REMAKE/REIMAGINING SIDEBAR: For more horror remakes, I strongly favor the following: Invasion of the Body Snatchers (1978), An American Werewolf in London (1981), The Thing (1982), The Fly (1986), The Mummy (1999), The Ring (2002), The Texas Chainsaw Massacre (2003), The Hills Have Eyes (2006), Friday the 13th (2009), Let Me In (2010), Evil Dead (2013), Carrie (2013), The Town That Dreaded Sundown (2014), It (2017), Suspiria (2018) and Child’s Play (2019). Those to avoid include The Thing (2011; a prequel/remake), Poltergeist (2015), Cabin Fever (2016), A Nightmare on Elm Street (2010), Night of the Demons (2009), Body Snatchers (1993; the second remake), The Invasion (2007; the third remake), War of the Worlds (2005) and The Mummy (2017). I’m on the fence about An American Werewolf in Paris (1997), Halloween (2007), It’s Alive (2009), My Bloody Valentine (2009), Fright Night (2011), Maniac (2012) and Pet Sematary (2019), which range from bad to so-so (as remakes) but still are entertaining movies on their own.

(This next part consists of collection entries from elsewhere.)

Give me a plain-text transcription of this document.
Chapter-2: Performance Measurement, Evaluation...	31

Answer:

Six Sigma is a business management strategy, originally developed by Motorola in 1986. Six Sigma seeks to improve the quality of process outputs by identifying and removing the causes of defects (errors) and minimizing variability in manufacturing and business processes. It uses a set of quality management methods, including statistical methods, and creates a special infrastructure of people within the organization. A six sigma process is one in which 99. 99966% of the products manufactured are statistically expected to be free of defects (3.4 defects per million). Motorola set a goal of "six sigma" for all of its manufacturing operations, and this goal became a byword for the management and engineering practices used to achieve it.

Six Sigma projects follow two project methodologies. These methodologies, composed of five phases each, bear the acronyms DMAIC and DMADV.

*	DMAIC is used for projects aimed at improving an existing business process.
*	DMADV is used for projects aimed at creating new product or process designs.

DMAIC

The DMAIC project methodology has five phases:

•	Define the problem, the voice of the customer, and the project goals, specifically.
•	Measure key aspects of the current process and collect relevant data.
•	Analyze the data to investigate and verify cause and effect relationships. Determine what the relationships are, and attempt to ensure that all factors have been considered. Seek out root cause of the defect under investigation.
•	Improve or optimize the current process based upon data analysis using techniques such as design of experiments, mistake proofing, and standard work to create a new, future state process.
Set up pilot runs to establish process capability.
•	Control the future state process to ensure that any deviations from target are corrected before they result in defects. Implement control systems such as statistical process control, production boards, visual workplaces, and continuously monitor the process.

Directed by Mark Hartley (Not Quite Hollywood, Machete Maidens Unleashed!, Electric Boogaloo), this remake of the 1978 original has the feel of a 90s-to-early-2000s video-era horror movie executed with a modern budget, sheen and manicured cast. However, the financial sleekness fails to transcend the silly title and the choppy writing, which takes us from scene to scene without appropriate staging of the events to come. This was especially evident in the first act where it’s almost as if occasional scenes which would have made more sense of the story were cut out entirely, leaving a mildly confusing mess of the surrounding scenes.

Some of these early scenes turn out to be dream sequences (serving no other purpose than to catch viewers off guard), but other equally confounding scenes are not dreams. By the middle of the movie, the writing is more cohesive, but the story itself remains shanty. So far, the first two segments of the movie have the feel of entirely different movies… and the third act is yet full-tilt different. It’s like there was a 90-page script and a completely different set of filmmakers made the first, second and third 30-page thirds of it only to have all three stitched together into this haphazard shifty-toned movie.

Even the very depictions of telekinesis develop from weak spiritual tremors, to poltergeist jolts, to complete sorcerous control—essentially from “mystical” to Magneto! And during this transition, the tone goes from serious and mysterious, and then wanders into crazy town as random things happen that don’t really make any sense… for example, a bunch of puppeteered coma patients chanting “Patrick wants his hand job.” Way to keep it classy! That little moment was especially odd considering how “not raunchy” the rest of the movie is.

Wandering into spoiler territory, this weakly-written story seems to grab at concepts better executed in The Lawnmower Man (1992), White Noise (2005) or The Autopsy of Jane Doe (2016) with such notions of beckoning the help of the living from the beyond; and such ill-replicated technological manipulation as seen in I, Robot (2004) or Eagle Eye (2008). Yes, Patrick grabs at big concepts but seizes a firm grasp on little beyond a marginally passable way to spend a sleepy afternoon on the couch.